E aí sai Everyone’s a star, disco em que essa tal indecisão começa a ser revertida em prol de algo realmente mais variado – e bom de ouvir, vale dizer. Mas olha… Até que o disco tome jeito, o/a ouvinte precisa encarar um insatisfatório nu-metal (a faixa-título, cuja letra traz comentários sobre essa era de influencers e seres instagramáveis que todo mundo parece conhecer, menos você) e algo que lembra um Maroon 5 emo (a bisonha Not OK).

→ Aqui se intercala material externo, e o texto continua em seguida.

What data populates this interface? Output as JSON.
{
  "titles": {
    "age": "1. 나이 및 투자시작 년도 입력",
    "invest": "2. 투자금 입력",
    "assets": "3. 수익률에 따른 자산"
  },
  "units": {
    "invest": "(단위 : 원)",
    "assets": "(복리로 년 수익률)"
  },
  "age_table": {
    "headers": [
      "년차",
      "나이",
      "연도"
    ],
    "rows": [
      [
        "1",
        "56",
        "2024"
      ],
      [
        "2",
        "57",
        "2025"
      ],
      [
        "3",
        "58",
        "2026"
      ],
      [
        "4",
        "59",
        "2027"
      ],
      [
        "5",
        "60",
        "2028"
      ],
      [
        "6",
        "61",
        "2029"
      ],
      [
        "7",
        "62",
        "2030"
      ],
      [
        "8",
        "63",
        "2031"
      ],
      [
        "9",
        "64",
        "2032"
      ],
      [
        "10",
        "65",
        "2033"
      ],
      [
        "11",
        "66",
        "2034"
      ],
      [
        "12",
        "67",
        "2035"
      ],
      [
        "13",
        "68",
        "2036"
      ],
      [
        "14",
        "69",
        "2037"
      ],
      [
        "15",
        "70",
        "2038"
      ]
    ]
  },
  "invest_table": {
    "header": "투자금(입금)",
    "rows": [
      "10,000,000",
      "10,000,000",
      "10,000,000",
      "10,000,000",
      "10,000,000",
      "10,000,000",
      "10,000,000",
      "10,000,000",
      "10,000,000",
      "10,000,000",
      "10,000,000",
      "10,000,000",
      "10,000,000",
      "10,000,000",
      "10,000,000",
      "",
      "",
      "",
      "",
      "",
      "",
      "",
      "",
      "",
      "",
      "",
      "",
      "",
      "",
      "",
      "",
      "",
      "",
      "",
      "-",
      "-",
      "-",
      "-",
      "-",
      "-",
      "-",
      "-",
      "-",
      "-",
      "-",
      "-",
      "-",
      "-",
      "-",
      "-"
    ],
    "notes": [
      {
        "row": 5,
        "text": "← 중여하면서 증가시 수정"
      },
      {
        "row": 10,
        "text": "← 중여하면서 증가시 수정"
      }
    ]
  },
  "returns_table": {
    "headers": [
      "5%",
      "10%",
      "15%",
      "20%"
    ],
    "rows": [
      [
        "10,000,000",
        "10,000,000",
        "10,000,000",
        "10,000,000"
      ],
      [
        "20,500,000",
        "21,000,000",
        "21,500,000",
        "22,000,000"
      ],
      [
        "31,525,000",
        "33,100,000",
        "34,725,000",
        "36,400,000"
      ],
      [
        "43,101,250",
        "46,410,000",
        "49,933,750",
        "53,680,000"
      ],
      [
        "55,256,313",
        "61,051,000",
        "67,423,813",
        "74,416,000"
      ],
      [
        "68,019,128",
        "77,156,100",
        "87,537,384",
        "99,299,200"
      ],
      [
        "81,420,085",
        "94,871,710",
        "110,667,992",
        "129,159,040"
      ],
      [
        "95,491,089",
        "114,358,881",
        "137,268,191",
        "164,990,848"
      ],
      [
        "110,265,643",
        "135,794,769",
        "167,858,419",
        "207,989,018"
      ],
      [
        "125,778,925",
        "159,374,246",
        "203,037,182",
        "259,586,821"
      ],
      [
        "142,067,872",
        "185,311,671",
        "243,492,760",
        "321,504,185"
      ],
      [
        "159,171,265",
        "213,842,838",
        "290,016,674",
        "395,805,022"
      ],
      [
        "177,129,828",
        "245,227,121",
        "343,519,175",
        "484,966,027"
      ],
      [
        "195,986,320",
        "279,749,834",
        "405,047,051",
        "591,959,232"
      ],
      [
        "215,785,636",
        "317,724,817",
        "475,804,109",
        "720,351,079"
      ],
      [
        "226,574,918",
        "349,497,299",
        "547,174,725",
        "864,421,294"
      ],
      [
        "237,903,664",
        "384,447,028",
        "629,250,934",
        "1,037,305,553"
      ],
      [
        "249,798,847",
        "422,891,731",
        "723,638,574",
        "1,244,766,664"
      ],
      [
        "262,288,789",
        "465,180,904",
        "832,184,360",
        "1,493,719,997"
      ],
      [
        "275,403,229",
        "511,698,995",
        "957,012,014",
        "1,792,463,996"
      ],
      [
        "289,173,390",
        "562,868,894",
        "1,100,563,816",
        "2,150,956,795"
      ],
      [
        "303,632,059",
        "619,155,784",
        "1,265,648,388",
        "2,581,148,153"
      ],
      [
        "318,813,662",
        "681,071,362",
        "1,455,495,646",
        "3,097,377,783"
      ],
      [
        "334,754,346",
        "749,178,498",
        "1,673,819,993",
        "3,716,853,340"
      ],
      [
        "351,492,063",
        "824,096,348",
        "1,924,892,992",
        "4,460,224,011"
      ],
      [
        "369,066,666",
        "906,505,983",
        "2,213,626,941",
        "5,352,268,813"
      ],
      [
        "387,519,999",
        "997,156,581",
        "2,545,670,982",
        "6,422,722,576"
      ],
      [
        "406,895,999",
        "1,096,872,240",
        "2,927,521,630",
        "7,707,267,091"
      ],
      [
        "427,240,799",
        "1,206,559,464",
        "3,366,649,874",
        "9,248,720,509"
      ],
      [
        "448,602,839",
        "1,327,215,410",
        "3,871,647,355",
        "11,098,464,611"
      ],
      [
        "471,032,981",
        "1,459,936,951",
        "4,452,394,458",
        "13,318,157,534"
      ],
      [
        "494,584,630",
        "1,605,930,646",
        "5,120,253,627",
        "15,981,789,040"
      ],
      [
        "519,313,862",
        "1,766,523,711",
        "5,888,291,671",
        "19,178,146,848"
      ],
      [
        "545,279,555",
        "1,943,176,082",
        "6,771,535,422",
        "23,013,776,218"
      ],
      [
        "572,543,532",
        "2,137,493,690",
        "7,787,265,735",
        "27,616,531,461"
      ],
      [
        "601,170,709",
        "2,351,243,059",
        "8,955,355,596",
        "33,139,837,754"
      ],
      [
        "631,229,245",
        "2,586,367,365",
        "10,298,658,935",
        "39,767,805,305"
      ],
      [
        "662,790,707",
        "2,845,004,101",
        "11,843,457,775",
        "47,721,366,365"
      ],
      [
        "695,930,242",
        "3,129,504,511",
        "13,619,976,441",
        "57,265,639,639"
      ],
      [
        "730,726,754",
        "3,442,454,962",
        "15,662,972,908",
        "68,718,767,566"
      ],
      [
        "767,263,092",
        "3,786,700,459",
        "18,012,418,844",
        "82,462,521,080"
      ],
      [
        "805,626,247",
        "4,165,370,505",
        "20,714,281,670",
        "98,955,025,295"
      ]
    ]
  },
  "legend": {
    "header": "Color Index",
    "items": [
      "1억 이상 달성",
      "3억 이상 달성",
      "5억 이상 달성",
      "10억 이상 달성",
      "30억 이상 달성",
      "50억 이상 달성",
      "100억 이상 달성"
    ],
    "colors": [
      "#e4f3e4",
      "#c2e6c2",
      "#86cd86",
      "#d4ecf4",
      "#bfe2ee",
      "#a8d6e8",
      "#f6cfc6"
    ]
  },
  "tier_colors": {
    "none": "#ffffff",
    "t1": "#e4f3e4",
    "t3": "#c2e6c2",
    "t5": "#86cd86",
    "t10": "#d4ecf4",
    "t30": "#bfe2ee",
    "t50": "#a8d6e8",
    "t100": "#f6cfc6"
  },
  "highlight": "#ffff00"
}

- Ouvimos: Yellowcard – Better days
Daí pra frente, o 5SOC se transforma num Big Special amigável em Telephone busy, tira uma onda do lado “boy band esquisitona” deles (em Boyband, que soa como um Information Society com peso) e une emo glam rock em No 1 obsession, com batida lembrando Rock’n roll (part 2), de Gary Glitter. A faceta do grupo que mais aparece no disco é o lado emo, que surge na contemplativa I’m scared I’ll never sleep again, na new wave oitentista Istillfeelthesame (a melhor do disco, dando a entender que bandas como Turnstile estão na playlist de trabalho deles) e até em duas tentativas de soar parecido com Strokes (a mais ou menos The rocks e a boa Sick of myself).
Everyone’s a star tem também um britpop brega (a chatinha Ghost, com virada de bateria copiada de Don’t look back in anger, do Oasis), uma espécie de shoegaze-emo (a legalzinha Jawbreaker, que fecha o álbum) e, que surpresa, uma ótima adesão à onda indie sleaze, do jeito deles (Evolve). Parece que se tinha alguém apertando os botões e manipulando a banda, ou mudou o manipulador, ou ele se mandou.